After she launched proceedings, the Court noted that the child was born following IVF treatment in a licensed clinic. The partner was therefore, as a matter of fact and law, the child’s second female parent pursuant to Sections 43 and 44 of the Human Fertilisation and Embryology Act 2008. She was entitled to be registered as such under Section 10ZA of the Births and Deaths Registration Act 1953.
If the registrar had advised her otherwise, she was manifestly incorrect to do so. Whatever was said during the conversation, it was wrong in law not to identify the partner as the child’s parent on his birth certificate. The end result was that the certificate did not reflect his legal parentage.

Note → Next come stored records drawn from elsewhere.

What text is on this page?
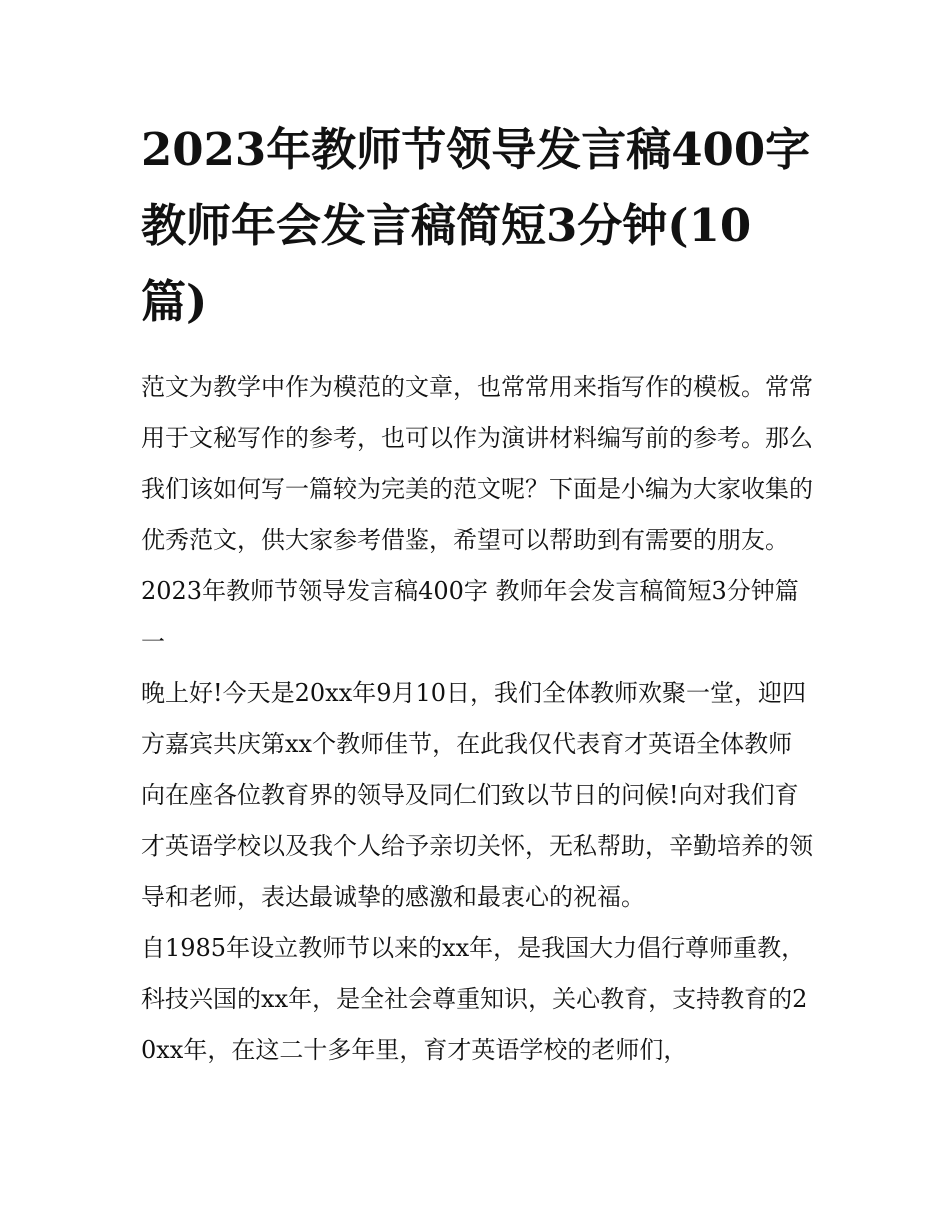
2023年教师节领导发言稿400字 教师年会发言稿简短3分钟(10篇)

范文为教学中作为模范的文章，也常常用来指写作的模板。常常用于文秘写作的参考，也可以作为演讲材料编写前的参考。那么我们该如何写一篇较为完美的范文呢？下面是小编为大家收集的优秀范文，供大家参考借鉴，希望可以帮助到有需要的朋友。

2023年教师节领导发言稿400字 教师年会发言稿简短3分钟篇一

晚上好!今天是20xx年9月10日，我们全体教师欢聚一堂，迎四方嘉宾共庆第xx个教师佳节，在此我仅代表育才英语全体教师向在座各位教育界的领导及同仁们致以节日的问候!向对我们育才英语学校以及我个人给予亲切关怀，无私帮助，辛勤培养的领导和老师，表达最诚挚的感激和最衷心的祝福。

自1985年设立教师节以来的xx年，是我国大力倡行尊师重教，科技兴国的xx年，是全社会尊重知识，关心教育，支持教育的20xx年，在这二十多年里，育才英语学校的老师们，
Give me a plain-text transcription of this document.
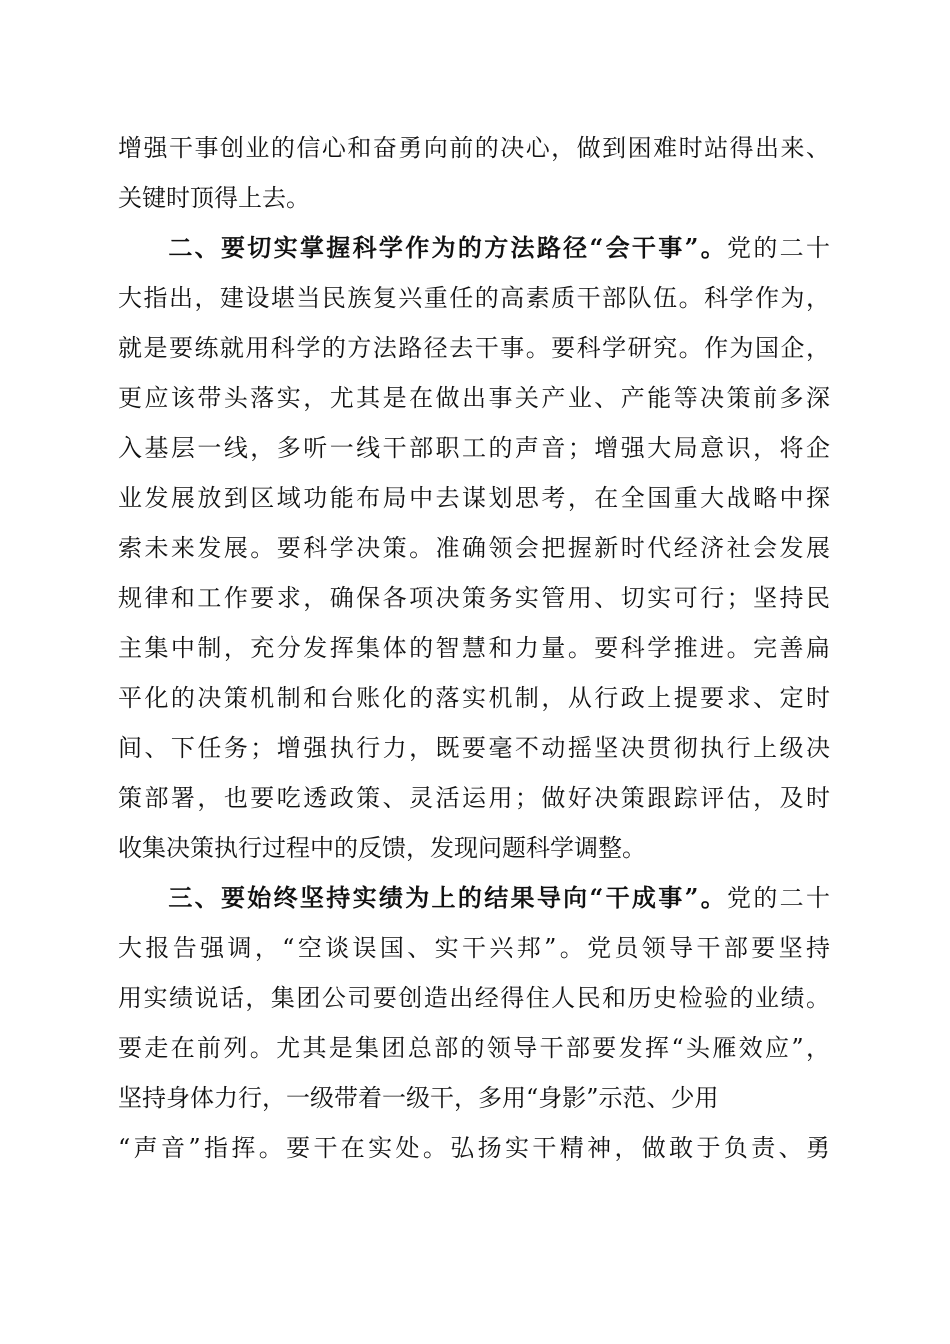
增强干事创业的信心和奋勇向前的决心，做到困难时站得出来、
关键时顶得上去。
二、要切实掌握科学作为的方法路径“会干事”。党的二十
大指出，建设堪当民族复兴重任的高素质干部队伍。科学作为，
就是要练就用科学的方法路径去干事。要科学研究。作为国企，
更应该带头落实，尤其是在做出事关产业、产能等决策前多深
入基层一线，多听一线干部职工的声音；增强大局意识，将企
业发展放到区域功能布局中去谋划思考，在全国重大战略中探
索未来发展。要科学决策。准确领会把握新时代经济社会发展
规律和工作要求，确保各项决策务实管用、切实可行；坚持民
主集中制，充分发挥集体的智慧和力量。要科学推进。完善扁
平化的决策机制和台账化的落实机制，从行政上提要求、定时
间、下任务；增强执行力，既要毫不动摇坚决贯彻执行上级决
策部署，也要吃透政策、灵活运用；做好决策跟踪评估，及时
收集决策执行过程中的反馈，发现问题科学调整。
三、要始终坚持实绩为上的结果导向“干成事”。党的二十
大报告强调，“空谈误国、实干兴邦”。党员领导干部要坚持
用实绩说话，集团公司要创造出经得住人民和历史检验的业绩。
要走在前列。尤其是集团总部的领导干部要发挥“头雁效应”，
坚持身体力行，一级带着一级干，多用“身影”示范、少用
“声音”指挥。要干在实处。弘扬实干精神，做敢于负责、勇
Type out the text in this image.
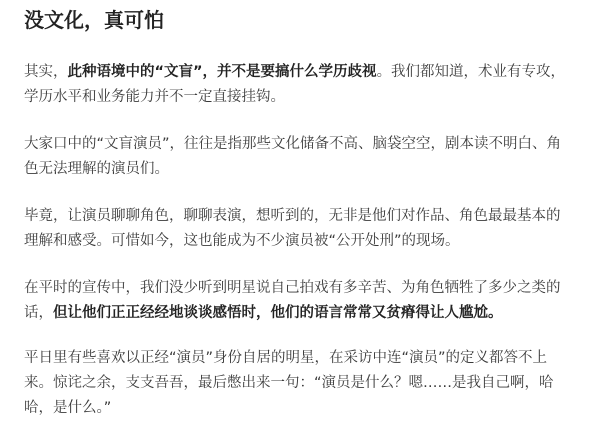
没文化，真可怕

其实，此种语境中的“文盲”，并不是要搞什么学历歧视。我们都知道，术业有专攻，
学历水平和业务能力并不一定直接挂钩。

大家口中的“文盲演员”，往往是指那些文化储备不高、脑袋空空，剧本读不明白、角
色无法理解的演员们。

毕竟，让演员聊聊角色，聊聊表演，想听到的，无非是他们对作品、角色最最基本的
理解和感受。可惜如今，这也能成为不少演员被“公开处刑”的现场。

在平时的宣传中，我们没少听到明星说自己拍戏有多辛苦、为角色牺牲了多少之类的
话，但让他们正正经经地谈谈感悟时，他们的语言常常又贫瘠得让人尴尬。

平日里有些喜欢以正经“演员”身份自居的明星，在采访中连“演员”的定义都答不上
来。惊诧之余，支支吾吾，最后憋出来一句：“演员是什么？嗯……是我自己啊，哈
哈，是什么。”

The Court was entirely satisfied that it was appropriate to issue a formal declaration of parentage in the partner’s favour. In also revoking the adoption order, the Court found that it was based on a mistake and was entirely irregular. Given that she was already the child’s legal parent, there was never any need for such an order. The ruling opened the way for the partner to register the child’s birth afresh, this time officially identifying her as his parent.
In conclusion, the Court noted that administrative steps such as the registration of a birth are absolutely fundamental to an individual’s identity, legal status and familial relationships. The seemingly mundane bureaucratic task of correctly registering a birth is a decisively important step with enormous significance for both child and parents.